Retired police chief Speed Morgan was a patrolman back then.
“He started a police detail that I headed up,” Horsell said, so that deputized VFW members could deal more effectively with the brawlers at dances.
Despite problems with the fights, the dances were enormously popular with the younger set.
“We had about 1,000 kids in this place once for a New Year’s Eve dance,” Horsell said.
Along with memorabilia from members’ military service and scrapbooks of photos and newspaper articles from the early years of Post 4108, the 50th anniversary display included posters from the teen dances.
They advertised $2 admission to hear bands with goofy 60s names like Morning Reign, Sir Raleigh, Gentlemen Wild, and the Dick and Dee Dee Show.
But predating the gigs by such forgettable pop groups, there was an era when the Redmond VFW post hosted some of the legends of country music.
“At that time a lot of the country music guys were traveling around,” recalled Horsell, who grew up going to the grange dances with his parents.
He booked the likes of Johnny Cash, Little Jimmy Dickens, Ferlin Husky, Bob Wills, Buck Owens and Hank Thompson to play VFW dances.
Remembering the appearance by Bob Wills, whose western swing has influenced generations of country music performers, Horsell said, “we booked him in on a Friday night and was the best fair dance we ever had.”
Most of the big name country acts played Redmond when the VFW post was in its original hall, a building at the air center that had been military officers’ quarters during World War II.
But Hank Thompson, best known for his classic song, “Wild Side of Life,” was one of the performers who played at the VFW hall near Juniper Golf Course that was built in 1964, two years after a fire destroyed the old hall.
Johnny Cash played a VFW dance when he was a rising star in 1960.
“I never will forget that dance,” Horsell said, remembering how he scared the hell out of one of the band members after the show when he came running through the hall with a pistol chasing a rat.
That memory is more vivid than Horsell and Cousineau’s recollections of where they were on V-E Day, the historical date of Germany’s surrender on May 8, 1945 — four days before the founding of Redmond’s VFW post.
“I remember more about what I was doing the day we got the news that Roosevelt died,” said Cousineau, who was an army mechanic stationed in Weimar near the Nazi concentration camp at Buchenwald when the Allies proclaimed victory in Europe.
“I probably heard it on the radio, I suppose,” said Horsell, who served during WWII with a navy aviation squadron in Mexico and South America that did aerial photography for mapping. For him, he said, there was a greater anticipation of J-J Day when the war ended later in 1945.
When he came back to his family’s Central Oregon farm after the war, Horsell almost joined the American Legion.

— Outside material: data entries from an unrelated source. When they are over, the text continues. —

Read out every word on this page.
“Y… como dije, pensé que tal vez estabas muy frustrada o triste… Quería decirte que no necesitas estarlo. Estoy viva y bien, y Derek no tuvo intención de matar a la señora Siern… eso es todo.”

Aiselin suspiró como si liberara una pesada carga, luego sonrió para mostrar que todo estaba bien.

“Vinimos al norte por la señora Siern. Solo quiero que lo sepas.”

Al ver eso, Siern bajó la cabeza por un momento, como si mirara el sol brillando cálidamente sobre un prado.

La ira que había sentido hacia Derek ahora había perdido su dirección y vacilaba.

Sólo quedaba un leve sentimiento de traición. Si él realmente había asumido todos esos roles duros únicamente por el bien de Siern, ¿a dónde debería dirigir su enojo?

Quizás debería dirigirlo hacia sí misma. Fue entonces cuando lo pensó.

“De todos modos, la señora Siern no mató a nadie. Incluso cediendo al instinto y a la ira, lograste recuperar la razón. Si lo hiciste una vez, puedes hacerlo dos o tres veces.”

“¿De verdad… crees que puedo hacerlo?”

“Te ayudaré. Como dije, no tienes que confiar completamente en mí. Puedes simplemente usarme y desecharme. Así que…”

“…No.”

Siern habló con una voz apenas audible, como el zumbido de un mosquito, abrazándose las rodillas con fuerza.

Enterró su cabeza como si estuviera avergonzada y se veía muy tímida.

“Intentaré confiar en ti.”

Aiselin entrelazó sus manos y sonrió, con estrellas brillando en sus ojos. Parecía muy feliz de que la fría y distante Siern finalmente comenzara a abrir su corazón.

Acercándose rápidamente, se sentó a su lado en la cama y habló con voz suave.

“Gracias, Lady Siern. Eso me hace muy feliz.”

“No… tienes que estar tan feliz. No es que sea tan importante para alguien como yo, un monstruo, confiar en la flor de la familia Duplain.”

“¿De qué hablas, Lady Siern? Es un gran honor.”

“Our mail carrier was commander of the Legion post in Bend, and he almost had me talked into joining,” he said, “but the guys I knew from around here at the dances talked me into joining here.
Horsell, who was Post 4108 commander from 1989-91 after serving 32 years as quartermaster, said keeping the organization going for half a century has taken a lot of work, although “it’s kind of like a hobby, I guess.”
I think it’s quite a milestone,” he said of the posts 50th anniversary, “but there’s some of us now probably wonderin’ if we’ll be here in the year 2000.”